We took Mairsiedotes for a little walk to continue her ground training. An added benefit is that both Honey and Bay spend this time running around their corral wanting to be with Mairsiedotes, so they get their exercise that way.
Below is a video of her trotting with John leading. We did some starts and stops with her on this walk.
This morning, Cheryl went out to check on Princess Mairsiedotes, and found her in the gated stall, the stall she is not supposed to go into. The stall that holds all the hay, grain in a closed barrel, tack, etc. She looked up from munching on the open bale of hay as if to say, “Good Morning”.
Cheryl led her out of the stall and shut the latch. The next time she looked over, Mairsiedotes had unlatched the stall and was inside eating the hay again. Cheryl led her out again and shut the latch, this time putting a wire through the lock hole and twisting it so she couldn’t get in again. Cheryl admitted to me that she couldn’t help being proud of how smart Mairsiedotes is.
Later, at dusk, I took Mairsiedotes out of the corral to let her graze on some nice grass in the yard. She loved that! When it started getting too dark, I put her back in her open stall with some hay, and turned to go out of the corral. I had forgotten to shut the gate though, and Princess Mairsiedotes was out of her stall and around me before I knew what was happening.

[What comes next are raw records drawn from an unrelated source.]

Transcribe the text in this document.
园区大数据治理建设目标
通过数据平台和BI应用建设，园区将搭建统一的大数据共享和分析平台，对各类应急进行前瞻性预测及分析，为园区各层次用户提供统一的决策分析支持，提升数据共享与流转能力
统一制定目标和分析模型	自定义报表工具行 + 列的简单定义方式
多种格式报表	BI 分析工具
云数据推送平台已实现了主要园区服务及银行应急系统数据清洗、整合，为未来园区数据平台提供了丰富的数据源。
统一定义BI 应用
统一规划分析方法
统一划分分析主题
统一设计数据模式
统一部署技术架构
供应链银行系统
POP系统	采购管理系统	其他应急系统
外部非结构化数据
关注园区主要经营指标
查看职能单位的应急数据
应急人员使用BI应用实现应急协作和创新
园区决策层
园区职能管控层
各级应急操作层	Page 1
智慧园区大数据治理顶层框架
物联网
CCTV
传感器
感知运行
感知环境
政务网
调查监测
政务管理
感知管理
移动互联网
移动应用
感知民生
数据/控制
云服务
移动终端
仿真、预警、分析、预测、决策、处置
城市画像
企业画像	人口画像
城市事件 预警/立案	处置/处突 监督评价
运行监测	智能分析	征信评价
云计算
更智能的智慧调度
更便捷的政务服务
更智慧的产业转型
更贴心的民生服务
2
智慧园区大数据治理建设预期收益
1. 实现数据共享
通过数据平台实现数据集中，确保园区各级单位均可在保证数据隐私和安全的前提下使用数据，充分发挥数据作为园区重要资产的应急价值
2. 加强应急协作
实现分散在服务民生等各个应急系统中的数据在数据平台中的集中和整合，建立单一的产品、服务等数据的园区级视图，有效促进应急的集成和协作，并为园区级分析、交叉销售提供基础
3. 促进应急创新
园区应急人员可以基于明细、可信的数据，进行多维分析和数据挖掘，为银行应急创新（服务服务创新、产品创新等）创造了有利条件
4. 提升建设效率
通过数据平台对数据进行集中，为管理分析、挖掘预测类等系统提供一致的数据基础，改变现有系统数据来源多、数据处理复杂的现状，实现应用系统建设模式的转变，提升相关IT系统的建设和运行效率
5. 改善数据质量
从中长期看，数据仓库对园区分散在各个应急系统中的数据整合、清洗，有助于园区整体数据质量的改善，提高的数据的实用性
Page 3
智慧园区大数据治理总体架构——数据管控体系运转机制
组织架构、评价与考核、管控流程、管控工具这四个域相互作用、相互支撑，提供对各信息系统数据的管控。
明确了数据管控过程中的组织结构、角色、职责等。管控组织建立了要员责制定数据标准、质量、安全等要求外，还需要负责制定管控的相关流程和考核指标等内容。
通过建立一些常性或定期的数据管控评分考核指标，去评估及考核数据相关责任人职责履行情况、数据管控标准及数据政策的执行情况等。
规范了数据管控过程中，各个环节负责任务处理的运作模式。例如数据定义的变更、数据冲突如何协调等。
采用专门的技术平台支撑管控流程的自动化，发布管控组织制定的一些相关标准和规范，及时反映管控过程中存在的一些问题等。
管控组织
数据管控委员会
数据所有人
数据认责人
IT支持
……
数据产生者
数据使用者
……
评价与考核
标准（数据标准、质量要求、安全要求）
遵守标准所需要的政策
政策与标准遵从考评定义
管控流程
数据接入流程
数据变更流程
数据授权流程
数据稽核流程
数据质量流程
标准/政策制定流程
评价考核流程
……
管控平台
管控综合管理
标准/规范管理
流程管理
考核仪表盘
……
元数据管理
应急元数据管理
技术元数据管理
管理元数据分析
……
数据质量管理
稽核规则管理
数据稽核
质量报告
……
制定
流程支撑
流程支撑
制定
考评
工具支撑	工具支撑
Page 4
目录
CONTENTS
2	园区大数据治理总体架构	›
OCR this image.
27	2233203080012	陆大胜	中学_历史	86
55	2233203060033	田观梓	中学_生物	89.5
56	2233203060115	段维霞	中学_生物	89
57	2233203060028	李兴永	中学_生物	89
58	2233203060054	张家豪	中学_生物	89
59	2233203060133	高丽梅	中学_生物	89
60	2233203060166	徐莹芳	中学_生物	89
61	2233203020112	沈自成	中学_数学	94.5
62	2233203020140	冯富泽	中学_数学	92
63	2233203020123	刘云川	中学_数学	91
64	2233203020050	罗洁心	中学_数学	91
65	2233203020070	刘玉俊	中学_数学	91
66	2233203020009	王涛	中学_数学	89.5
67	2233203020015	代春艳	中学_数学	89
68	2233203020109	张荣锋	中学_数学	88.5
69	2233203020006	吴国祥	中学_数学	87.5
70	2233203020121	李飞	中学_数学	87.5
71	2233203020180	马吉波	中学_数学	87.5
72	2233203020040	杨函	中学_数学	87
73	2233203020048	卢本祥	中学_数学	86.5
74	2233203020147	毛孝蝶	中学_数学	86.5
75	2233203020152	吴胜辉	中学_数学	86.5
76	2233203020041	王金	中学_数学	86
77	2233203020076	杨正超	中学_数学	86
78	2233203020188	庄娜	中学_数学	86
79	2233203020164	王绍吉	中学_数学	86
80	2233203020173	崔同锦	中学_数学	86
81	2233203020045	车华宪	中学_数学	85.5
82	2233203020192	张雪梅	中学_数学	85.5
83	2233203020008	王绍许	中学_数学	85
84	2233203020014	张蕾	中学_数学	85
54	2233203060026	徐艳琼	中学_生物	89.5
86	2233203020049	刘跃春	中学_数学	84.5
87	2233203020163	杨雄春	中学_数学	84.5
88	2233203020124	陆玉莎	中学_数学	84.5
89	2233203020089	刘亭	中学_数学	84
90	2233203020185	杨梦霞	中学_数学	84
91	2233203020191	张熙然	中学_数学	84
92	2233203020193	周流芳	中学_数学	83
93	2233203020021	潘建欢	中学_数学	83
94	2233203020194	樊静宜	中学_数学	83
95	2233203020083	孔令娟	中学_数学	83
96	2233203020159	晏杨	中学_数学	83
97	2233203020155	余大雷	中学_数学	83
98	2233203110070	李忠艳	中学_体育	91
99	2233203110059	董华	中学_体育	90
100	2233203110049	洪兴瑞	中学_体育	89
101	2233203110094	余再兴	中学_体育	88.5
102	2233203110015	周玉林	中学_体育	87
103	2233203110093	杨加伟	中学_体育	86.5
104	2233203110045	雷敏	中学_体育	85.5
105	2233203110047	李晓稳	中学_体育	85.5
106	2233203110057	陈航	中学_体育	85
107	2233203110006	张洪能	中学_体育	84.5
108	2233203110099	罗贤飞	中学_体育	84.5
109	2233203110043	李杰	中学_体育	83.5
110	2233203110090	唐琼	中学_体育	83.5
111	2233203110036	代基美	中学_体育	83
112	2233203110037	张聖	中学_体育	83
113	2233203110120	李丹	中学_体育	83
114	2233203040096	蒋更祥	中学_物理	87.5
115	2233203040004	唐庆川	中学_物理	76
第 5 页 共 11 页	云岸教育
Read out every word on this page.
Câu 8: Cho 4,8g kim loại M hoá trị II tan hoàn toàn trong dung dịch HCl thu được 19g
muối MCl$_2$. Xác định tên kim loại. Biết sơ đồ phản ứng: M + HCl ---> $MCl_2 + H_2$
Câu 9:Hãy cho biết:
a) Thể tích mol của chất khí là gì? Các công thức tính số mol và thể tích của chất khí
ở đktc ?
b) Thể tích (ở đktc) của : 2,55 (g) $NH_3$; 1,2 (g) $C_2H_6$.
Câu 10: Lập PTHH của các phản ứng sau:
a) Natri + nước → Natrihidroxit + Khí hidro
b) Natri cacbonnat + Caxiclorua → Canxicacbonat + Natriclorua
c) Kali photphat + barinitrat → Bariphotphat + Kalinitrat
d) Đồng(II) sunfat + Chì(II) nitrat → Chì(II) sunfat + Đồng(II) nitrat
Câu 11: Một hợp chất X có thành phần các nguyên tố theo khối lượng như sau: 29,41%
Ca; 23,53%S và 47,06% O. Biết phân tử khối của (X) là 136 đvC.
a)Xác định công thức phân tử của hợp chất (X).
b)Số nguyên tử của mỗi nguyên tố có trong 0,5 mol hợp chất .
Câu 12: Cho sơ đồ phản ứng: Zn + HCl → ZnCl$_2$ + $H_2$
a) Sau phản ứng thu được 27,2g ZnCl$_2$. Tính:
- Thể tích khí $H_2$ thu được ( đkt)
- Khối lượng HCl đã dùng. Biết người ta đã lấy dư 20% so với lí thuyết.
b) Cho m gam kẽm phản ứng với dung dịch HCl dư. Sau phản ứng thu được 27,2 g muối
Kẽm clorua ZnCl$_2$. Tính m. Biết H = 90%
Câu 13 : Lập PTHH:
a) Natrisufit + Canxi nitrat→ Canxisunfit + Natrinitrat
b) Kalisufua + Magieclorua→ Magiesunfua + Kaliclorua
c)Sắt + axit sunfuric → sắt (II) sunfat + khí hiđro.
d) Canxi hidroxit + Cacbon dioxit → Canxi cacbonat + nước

I hurried after her, but the faster I hurried, the faster she went. I had flashbacks of when my shetland pony got loose in the alfalfa field one day and didn’t want to be caught. I had visions of my neighbors and what they would say if I couldn’t catch her, and her galavanting around the neighborhood, through their flowerbeds. Fortunately, she allowed me to catch up to her when I walked slowly. I put the lead rope around her neck and coaxed her back into the corral and Cheryl shut the gate.
This horse is no dummy! One look at her and anyone can see her intelligence.